Wednesday, 27 April 2011

A week in Scotland

For many years Andrew has had a timeshare week in N. Wales. This year he was able to swap it for a week at Dalfaber in Aviemore. We went up there 9-17 April.

The Trip Advisor reviews were dire. We were apprehensive.

In the event, the accommodation was fine, the resort had good facilities and the location was superb. We had an excellent week.
We did family things for 3 days. We visited Andrew's uncle and aunt and we brought my Dad to Aviemore for one night. He didn't want to come but in fact he enjoyed it. It was a stimulating break from the boredom of his life in his sheltered home.
We visited the Ospreys at Loch Garten. They had just arrived back from West Africa and were mating before the female laid her eggs. The whole RSPB centre at Loch Garten is fascinating and the volunteers are full of enthusiasm for the birds and other wildlife in the area.

I played three rounds of golf at Dafaber 9-hole course and went swimming three times in the indoor pool. One day we went up in the train and then to the top of Cairngorm. The weather that day was amazing and the views were breathtaking. And on another day we went snowboarding - the first time for either of us. An interesting experience. But we had aches in places we had never ached before!
And we went for walks and drives in the area notable round Loch an Eilan and to Loch Insch.

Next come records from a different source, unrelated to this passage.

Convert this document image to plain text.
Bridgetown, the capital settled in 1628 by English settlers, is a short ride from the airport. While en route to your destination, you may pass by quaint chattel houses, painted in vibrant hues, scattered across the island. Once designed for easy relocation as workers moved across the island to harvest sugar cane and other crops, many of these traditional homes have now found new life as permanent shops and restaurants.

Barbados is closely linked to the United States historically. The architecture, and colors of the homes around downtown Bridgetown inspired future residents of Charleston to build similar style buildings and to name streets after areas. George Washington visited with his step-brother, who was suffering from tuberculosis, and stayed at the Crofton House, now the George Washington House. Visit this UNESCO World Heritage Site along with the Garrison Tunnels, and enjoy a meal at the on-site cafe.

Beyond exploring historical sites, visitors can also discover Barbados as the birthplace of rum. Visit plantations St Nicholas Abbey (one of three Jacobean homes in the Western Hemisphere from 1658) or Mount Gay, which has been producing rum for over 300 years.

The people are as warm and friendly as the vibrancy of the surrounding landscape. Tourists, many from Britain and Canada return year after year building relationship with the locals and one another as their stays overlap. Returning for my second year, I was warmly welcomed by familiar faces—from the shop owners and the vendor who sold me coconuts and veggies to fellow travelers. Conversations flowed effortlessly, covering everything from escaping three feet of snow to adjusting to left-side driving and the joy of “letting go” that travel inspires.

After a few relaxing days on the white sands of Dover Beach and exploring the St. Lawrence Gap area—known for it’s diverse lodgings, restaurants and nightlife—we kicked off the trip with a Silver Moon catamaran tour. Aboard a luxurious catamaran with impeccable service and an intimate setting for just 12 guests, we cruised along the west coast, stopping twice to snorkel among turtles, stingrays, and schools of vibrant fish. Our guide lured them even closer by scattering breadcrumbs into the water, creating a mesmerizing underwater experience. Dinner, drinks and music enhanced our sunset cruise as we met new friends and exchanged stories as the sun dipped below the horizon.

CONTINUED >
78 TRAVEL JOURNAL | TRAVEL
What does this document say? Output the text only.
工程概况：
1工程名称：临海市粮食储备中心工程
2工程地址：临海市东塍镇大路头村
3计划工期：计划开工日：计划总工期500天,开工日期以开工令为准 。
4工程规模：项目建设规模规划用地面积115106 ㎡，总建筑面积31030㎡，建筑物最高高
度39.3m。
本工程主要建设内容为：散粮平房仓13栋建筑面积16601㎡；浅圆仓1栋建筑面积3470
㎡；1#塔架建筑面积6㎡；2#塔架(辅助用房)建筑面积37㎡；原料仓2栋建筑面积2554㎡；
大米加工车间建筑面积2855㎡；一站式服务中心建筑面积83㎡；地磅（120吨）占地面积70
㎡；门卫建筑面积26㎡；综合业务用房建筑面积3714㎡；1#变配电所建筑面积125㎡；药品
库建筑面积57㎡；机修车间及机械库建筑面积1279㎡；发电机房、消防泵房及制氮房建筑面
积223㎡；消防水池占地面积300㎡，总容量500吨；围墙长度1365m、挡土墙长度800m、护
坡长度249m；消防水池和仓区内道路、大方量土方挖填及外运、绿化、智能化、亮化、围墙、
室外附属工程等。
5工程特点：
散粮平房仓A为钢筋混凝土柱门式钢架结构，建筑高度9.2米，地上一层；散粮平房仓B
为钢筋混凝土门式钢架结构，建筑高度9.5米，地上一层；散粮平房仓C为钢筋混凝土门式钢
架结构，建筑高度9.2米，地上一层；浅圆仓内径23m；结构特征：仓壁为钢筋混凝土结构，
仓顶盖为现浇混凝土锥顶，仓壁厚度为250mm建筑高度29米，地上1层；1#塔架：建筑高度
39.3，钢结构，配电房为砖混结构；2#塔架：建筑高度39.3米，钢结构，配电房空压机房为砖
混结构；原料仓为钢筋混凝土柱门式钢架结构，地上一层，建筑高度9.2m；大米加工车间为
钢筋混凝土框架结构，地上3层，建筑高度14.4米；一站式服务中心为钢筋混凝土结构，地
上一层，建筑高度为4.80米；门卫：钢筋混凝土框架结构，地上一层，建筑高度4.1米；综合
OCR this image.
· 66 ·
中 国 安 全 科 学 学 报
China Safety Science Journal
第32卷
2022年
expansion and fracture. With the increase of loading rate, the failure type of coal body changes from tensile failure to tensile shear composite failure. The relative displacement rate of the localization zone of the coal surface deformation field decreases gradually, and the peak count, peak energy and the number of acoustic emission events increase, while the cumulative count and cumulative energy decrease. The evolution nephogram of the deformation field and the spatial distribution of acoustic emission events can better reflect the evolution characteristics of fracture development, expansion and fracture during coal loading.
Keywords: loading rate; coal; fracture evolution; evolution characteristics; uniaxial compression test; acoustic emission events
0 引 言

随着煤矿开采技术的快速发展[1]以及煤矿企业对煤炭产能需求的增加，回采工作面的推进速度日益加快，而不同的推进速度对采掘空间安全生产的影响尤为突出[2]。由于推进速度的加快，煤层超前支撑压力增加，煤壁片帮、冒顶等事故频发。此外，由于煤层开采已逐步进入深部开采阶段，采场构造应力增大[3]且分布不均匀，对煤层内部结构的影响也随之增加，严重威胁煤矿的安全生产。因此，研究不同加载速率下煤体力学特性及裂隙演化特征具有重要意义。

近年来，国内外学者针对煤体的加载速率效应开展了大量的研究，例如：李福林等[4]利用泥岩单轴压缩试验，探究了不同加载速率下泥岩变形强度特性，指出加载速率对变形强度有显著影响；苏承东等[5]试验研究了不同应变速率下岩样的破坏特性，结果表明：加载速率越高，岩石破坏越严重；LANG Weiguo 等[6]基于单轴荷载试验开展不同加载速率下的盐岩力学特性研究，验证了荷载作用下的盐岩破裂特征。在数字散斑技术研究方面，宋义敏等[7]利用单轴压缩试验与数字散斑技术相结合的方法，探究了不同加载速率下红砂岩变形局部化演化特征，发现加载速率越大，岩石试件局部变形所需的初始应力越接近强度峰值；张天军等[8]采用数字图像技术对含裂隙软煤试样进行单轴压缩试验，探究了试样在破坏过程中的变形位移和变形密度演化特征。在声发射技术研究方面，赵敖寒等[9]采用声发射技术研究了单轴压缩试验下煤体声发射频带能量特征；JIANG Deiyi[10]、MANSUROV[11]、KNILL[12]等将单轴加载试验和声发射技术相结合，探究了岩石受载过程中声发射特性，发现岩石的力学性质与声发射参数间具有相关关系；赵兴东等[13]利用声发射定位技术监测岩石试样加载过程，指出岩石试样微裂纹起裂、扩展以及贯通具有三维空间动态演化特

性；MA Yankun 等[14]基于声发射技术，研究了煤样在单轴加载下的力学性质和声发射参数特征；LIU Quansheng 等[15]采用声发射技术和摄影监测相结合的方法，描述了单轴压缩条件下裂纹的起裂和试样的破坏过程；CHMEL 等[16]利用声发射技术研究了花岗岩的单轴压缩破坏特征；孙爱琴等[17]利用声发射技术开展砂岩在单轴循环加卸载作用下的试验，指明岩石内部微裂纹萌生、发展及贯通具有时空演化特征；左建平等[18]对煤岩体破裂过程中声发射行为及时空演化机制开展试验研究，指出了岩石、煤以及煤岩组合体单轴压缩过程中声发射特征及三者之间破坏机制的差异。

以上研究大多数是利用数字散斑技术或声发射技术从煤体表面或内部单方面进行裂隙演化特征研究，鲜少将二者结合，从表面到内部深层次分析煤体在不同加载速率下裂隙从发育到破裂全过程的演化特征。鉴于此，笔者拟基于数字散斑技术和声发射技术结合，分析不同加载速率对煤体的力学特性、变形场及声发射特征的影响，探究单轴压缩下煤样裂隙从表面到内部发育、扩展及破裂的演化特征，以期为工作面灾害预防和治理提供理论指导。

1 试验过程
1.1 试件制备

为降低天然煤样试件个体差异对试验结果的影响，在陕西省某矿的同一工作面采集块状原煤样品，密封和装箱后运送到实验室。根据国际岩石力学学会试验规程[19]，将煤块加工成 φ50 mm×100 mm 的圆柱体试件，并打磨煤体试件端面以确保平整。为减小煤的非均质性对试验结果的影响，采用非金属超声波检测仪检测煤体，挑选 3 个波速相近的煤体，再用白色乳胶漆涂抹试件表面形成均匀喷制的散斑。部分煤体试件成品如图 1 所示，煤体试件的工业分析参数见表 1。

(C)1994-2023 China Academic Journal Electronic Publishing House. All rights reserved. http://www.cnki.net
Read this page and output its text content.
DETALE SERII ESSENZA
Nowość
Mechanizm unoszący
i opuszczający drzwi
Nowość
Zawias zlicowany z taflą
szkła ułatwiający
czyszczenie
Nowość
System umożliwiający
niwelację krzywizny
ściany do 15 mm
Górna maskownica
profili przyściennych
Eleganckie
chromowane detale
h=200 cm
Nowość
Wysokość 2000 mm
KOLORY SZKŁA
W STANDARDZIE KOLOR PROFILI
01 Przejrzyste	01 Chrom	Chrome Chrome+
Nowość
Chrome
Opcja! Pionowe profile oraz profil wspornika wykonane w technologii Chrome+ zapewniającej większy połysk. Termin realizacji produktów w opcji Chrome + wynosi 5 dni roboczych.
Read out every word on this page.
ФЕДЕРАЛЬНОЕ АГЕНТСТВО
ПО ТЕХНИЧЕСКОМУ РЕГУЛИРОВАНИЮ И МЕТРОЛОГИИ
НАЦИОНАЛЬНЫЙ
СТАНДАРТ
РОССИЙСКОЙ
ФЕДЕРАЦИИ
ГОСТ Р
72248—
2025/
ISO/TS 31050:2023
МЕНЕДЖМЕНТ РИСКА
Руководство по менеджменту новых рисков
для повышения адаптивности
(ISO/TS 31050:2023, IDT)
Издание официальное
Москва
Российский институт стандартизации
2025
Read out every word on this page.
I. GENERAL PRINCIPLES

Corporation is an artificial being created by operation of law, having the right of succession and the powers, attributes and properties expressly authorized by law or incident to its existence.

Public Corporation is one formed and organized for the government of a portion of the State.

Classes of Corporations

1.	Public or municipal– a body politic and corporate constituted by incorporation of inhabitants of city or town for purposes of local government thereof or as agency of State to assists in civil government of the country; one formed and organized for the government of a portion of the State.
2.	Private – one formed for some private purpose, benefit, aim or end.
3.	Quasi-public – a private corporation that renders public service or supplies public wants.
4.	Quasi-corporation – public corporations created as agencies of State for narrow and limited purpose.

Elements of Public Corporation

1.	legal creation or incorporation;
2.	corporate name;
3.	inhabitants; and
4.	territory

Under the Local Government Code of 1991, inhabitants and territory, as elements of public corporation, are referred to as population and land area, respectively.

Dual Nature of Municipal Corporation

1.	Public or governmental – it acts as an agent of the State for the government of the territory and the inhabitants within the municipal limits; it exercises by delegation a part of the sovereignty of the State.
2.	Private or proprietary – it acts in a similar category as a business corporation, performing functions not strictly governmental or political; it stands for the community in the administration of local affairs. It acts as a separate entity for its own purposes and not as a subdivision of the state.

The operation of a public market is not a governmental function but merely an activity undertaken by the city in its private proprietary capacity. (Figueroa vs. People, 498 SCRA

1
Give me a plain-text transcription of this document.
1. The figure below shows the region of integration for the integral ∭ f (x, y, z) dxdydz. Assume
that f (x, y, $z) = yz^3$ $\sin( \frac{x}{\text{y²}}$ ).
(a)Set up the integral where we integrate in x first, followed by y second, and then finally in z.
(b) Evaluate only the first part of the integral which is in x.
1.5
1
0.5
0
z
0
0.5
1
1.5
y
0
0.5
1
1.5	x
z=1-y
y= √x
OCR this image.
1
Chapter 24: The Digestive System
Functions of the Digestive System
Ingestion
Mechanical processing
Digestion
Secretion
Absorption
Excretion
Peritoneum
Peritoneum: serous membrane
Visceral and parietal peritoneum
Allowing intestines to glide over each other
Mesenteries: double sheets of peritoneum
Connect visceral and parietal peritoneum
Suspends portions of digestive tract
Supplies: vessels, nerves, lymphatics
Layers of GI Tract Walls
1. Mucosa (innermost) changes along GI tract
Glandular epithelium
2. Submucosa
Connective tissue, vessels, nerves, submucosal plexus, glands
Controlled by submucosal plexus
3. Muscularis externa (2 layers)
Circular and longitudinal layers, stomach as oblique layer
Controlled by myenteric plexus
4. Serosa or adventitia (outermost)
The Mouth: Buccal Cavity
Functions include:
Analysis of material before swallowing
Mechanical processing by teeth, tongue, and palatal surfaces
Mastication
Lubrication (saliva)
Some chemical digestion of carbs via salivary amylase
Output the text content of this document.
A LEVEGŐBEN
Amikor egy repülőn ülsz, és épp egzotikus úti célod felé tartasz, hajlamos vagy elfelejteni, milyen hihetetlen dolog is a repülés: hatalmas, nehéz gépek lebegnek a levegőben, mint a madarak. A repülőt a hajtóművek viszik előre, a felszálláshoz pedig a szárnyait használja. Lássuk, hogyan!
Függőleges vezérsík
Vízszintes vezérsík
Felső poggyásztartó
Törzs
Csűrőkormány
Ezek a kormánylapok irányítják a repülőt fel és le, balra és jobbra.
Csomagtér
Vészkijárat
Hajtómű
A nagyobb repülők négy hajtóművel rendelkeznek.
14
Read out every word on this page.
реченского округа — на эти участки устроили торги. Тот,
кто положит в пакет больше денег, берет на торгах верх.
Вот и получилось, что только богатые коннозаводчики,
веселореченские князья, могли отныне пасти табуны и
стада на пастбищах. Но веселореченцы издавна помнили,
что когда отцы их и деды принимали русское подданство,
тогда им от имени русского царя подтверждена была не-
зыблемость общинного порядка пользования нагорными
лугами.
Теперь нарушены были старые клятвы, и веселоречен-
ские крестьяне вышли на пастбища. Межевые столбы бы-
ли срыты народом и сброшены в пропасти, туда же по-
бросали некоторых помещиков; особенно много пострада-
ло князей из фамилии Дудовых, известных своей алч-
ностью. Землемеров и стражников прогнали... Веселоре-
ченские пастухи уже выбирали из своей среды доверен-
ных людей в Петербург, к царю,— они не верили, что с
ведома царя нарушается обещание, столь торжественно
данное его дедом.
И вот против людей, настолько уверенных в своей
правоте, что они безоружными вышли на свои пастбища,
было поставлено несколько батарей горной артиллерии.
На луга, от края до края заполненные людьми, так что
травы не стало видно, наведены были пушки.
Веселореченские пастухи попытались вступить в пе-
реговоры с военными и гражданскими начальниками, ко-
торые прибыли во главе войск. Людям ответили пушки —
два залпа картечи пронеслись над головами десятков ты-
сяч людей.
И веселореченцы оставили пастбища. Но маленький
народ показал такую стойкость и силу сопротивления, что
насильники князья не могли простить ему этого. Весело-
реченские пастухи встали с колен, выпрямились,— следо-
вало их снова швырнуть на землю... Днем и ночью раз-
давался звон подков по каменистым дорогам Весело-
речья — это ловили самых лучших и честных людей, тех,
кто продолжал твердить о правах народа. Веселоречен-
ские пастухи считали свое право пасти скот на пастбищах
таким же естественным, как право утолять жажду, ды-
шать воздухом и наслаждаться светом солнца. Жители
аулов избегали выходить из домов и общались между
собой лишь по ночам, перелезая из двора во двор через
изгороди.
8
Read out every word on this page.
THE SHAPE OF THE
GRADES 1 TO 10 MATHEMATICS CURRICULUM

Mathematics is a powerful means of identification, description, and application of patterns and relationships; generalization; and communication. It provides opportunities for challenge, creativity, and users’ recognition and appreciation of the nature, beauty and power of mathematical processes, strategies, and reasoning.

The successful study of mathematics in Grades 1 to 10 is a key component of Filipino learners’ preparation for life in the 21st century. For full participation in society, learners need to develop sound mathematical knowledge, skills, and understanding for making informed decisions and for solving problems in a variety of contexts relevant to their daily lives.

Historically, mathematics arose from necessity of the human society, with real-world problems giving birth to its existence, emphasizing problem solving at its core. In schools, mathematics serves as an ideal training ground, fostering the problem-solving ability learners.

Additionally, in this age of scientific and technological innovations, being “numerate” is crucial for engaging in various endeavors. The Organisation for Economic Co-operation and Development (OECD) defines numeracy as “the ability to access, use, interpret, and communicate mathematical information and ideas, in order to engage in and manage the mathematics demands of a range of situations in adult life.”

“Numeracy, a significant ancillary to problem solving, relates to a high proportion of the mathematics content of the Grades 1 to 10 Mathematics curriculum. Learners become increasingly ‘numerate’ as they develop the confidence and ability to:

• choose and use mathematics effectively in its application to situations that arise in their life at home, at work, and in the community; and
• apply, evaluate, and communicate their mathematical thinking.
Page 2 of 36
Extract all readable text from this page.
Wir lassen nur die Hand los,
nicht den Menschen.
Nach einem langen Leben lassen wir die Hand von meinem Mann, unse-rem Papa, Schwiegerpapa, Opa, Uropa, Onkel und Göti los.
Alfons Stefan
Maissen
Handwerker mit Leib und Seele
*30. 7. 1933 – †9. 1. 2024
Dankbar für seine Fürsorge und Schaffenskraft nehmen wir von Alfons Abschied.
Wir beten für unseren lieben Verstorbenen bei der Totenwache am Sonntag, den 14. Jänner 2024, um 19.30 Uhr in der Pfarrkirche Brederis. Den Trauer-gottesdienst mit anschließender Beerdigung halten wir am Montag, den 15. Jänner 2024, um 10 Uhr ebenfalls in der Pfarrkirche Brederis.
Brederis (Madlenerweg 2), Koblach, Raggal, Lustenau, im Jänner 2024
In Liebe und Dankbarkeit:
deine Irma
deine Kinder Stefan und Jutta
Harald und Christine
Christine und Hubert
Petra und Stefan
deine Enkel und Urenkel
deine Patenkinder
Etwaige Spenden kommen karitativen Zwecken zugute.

It was a wonderfully relaxing week. I loved it.

Friday, 1 April 2011

It's not the critic who counts ....

I often find that if I really work hard and conscientiously at something difficult, particularly if I put my head above the parapet and have the temerity to express an opinion, then at best I get silence and usually I get some degree of criticism. This applies to all aspects of life. In these circumstances, I get comfort from the words of Theodore Roosevelt which I reproduce below without further comment. “It is not the critic who counts; not the man who points out how the strong man stumbles, or where the doer of deeds could have done them better. The credit belongs to the man who is actually in the arena, whose face is marred by dust and sweat and blood, who strives valiantly; who errs and comes short again and again; because there is not effort without error and shortcomings; but who does actually strive to do the deed; who knows the great enthusiasm, the great devotion, who spends himself in a worthy cause, who at the best knows in the end the triumph of high achievement and who at the worst, if he fails, at least he fails while daring greatly. So that his place shall never be with those cold and timid souls who know neither victory nor defeat.”